The cause of the orang-utan genocide is the rapacious appetite of the logging and palm oil industries for the native forests of Borneo and Sumatra. Worldwide demand for palm oil, dubbed “the oil which nobody knows” in the book, is massive. It is a vital but unnoticed ingredient in thousands of everyday items ranging from lipstick to mayonnaise. High prices and huge demand have led to illegal clearing of the forests for oil palm plantations on an unprecedented scale. There is, almost literally, according to Smits, nowhere left for the apes to go.
Smits, a forest ecologist, has devoted much of the past 20 years trying to persuade the world to care about the plight of the orang-utan.
Ranged against him are governments, powerful corporations, heedless consumers and even armies. He says there have been three attempts on his life and he receives death threats weekly.

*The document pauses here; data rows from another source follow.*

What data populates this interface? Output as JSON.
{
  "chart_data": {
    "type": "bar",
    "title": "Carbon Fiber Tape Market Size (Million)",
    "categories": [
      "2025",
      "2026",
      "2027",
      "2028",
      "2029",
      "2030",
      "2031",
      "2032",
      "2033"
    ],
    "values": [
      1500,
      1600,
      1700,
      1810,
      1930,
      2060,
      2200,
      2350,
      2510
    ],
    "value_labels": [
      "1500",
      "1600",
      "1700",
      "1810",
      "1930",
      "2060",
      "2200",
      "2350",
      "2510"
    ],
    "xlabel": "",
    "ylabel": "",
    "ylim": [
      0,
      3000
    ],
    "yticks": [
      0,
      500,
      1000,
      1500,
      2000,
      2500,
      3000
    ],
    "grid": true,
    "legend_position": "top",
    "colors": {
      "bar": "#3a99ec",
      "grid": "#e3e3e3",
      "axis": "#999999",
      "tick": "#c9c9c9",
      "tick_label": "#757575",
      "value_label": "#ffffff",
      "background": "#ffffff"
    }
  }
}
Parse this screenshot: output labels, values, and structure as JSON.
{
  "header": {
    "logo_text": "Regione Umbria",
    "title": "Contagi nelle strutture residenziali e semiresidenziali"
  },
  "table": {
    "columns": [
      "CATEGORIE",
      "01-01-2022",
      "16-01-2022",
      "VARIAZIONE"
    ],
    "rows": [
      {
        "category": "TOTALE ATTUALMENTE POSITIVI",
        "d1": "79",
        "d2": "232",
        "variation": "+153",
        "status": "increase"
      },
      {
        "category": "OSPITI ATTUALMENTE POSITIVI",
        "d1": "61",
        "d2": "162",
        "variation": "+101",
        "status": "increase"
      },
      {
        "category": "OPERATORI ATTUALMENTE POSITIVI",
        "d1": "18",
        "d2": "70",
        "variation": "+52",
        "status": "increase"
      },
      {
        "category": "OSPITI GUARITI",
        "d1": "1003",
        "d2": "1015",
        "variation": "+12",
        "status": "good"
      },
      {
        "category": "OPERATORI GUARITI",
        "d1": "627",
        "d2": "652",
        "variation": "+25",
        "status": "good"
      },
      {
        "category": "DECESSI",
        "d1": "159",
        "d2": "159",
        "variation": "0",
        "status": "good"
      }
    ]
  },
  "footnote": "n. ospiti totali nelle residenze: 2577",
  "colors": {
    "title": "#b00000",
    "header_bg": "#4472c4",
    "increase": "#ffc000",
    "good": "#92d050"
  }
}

But even the possibility of an assassin’s bullet has done little to dim his extraordinary passion for these animals that began in 1989 when he was offered a sickly baby in a market in Balikpapan in East Kalimantan.
Smits named the baby Uce and nursed her back to health, sealing a lifelong devotion to these gentle animals.
Two years after the encounter, and disillusioned with existing groups that were trying to help the orang-utans, Smits established the Borneo Orang-utan Survival foundation. The foundation is now the world’s biggest primate conservation project, with 350 permanent staff. Smits and his staff have more than 1000 orang-utan babies in their care in two centres, munching through 5000 kilograms of fruit daily.
Thinkers Of The Jungle, co-authored with journalist Gerd Schuster and photographer Jay Ullal, is the distillation of all Smits has learned about orang-utans. One chapter is devoted to a persuasive theory that orang-utans have learned to self-medicate with the natural medicines contained in many of the leaves and roots around them. Another floats the possibility that ape “culture” could exist.
One of the most endearing episodes involves Uce and a series of Polaroid pictures snapped by Ullal and given to the animal as an ice-breaker. Clearly thrilled with the gift, Uce examined them intently, then handed them for safekeeping to a ranger she knew lived in the area. Half a dozen times since, Uce has returned to the ranger’s house to “ask” to see her photos.
As well as documenting the unfolding disaster Thinkers Of The Jungle also offers a solution. Smits and his team have made a detailed analysis of areas that are suitable for plantations, much of the data gathered from risky photography on microlight flights and satellite imagery. The cogently argued conclusion is that there is room for both the palm-oil industry and the orang-utan.
Thinkers Of The Jungle defies categorisation. It is in equal measures love story, polemic and memoir. In places it is also stilted and uneven – possibly due to the fact English is a first language for neither Smits (a Dutchman) nor Schuster (from Germany).
However, in the end, this doesn’t matter much, because the reader is still left with a profound sense of the scale of the tragedy being visited on these gentle animals. It is hard not to perceive the fate of the orang-utan as an allegory for all that is wrong with the way we are treating the natural world.